И тогда вдруг всё разрешилось благословенными, сладостнейшими слезами, и я была успокоена и счастлива, что мне не пришлось крикнуть последнего из запрещённых слов нашего языка, того слова, которое я сама запретила десять месяцев назад в присутствии всех наших родственников, когда они собрались за столом после похорон моего прадеда Пафнутия Алексеевича.
2
Когда накануне я сказала отцу, что хочу сама запретить слово, я очень волновалась, но он не удивился.
- Да, в конце концов, ты заслужила это право, я думаю, - сказал он грустно. - И я думаю, Антон Григорьевич пойдёт на это. Тебе нужно позвонить ему.
- Позвони ты, - попросила я. - Мне неловко, ты понимаешь.
- Да, конечно… Жаль, что ты не сказала мне раньше, когда все были в церкви. Я бы с ним переговорил. Ну, ладно…
Я волновалась, потому что не хотела признаваться, что прадед открыл мне некоторые из запрещённых слов и что теперь по знанию языка я - старшая. Но отец понял моё желание по-другому: ведь это именно я три последних года была возле прадеда добровольной сиделкой: кормила его, одевала, мыла, выносила горшок. У прадеда не было более близкого человека, чем я, и, если б его спросили, кому бы доверил он выбрать слово смерти, он наверняка (зная его характер) указал бы на меня.
Отец позвонил Антону Григорьевичу. Я не слышала их разговора, но через минуту отец позвал меня к телефону.
- Леночка, - живо, ласковенько отозвался Антон, - папа мне сказал… Да, я очень тронут… Это замечательно, что ты хочешь исполнить эту грустную и великую нашу обязанность… Да, дедушка Пафнутий был, можно сказать, корнем нашего рода… Сто двенадцатый год - шутка ли… Кто из нас… Да, надо подумать… Ты знаешь, Леночка… А ты прикидывала уже, что ты хочешь… что бы он хотел… Ведь он, насколько мне известно, очень любил цветы, разные травы… Он и вместо чая всегда заваривал… эту траву… как её…
- Я не знаю её названия, - сказала я сухо.

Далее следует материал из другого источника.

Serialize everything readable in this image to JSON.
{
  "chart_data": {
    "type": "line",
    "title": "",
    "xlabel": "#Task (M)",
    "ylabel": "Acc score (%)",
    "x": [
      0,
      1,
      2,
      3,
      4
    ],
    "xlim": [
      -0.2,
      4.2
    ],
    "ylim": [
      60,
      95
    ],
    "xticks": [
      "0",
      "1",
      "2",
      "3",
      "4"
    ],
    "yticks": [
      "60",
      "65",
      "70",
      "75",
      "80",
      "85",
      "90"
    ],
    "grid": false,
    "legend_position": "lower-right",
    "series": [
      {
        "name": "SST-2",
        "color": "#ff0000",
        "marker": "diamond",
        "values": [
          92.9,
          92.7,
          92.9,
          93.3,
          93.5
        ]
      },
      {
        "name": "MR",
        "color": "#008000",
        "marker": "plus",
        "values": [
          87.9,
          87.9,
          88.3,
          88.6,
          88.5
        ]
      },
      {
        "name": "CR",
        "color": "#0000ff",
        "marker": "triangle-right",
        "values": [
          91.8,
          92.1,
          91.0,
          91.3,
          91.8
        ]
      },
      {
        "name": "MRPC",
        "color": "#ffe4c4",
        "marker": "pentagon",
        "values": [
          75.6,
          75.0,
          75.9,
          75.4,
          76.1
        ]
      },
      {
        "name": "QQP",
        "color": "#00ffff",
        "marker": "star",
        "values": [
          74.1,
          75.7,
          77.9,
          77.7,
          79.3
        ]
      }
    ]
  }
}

- Ну да, ну да, - спохватился он лживо, - откуда тебе и знать… "Бумажный кошелёк" - да? - так мы называем её, пользуясь, увы, варваризмами, да… Красивое название, правда? Замечательный эвфемизм, метафора высшего, пожалуй, вкуса, а? как тебе кажется?.. Вот, может быть, и взять "кошелёк", например, а? как ты думаешь?
- Антон Григорьевич!
- Что? Ну что, моя печальная?
- Значит, будем говорить без дураков. Вы хотите, чтобы я запретила варварское слово!
- Леночка, милая! Ну что ты! Конечно, папа правильно сказал: это твоё право, и я с ним полностью согласен. Но ты подсчитывала когда-нибудь, сколько слов осталось у нас в высоком языке? а? подсчитывала?.. Я тебе скажу точную цифру: четыреста восемнадцать! Да, вот так… И мы почти ничего не можем уже на нём сказать, не можем объяснить нашим детям…
- Антон Григорьевич, простите меня…
- Что? Ну что ты хочешь…
- Антон Григорьевич, я хочу у вас спросить… Простите меня… Насчёт Емельяна Андреевича… Когда вы с Александром Григорьевичем… ну, все это знают… Короче, - разозлилась я, - вы какое слово тогда запретили?.. То есть я не спрашиваю, какое именно, я только хочу, чтобы вы ответили: высокое или варварское?
Он молчал несколько секунд совершенно ошеломлённый. Потом сказал осторожно:
- Да, Леночка, это было высокое слово… Но ты знаешь…
- Но ведь Емельян был варваром, - перебила я, - он же пришёл в наш род со стороны. Так или нет?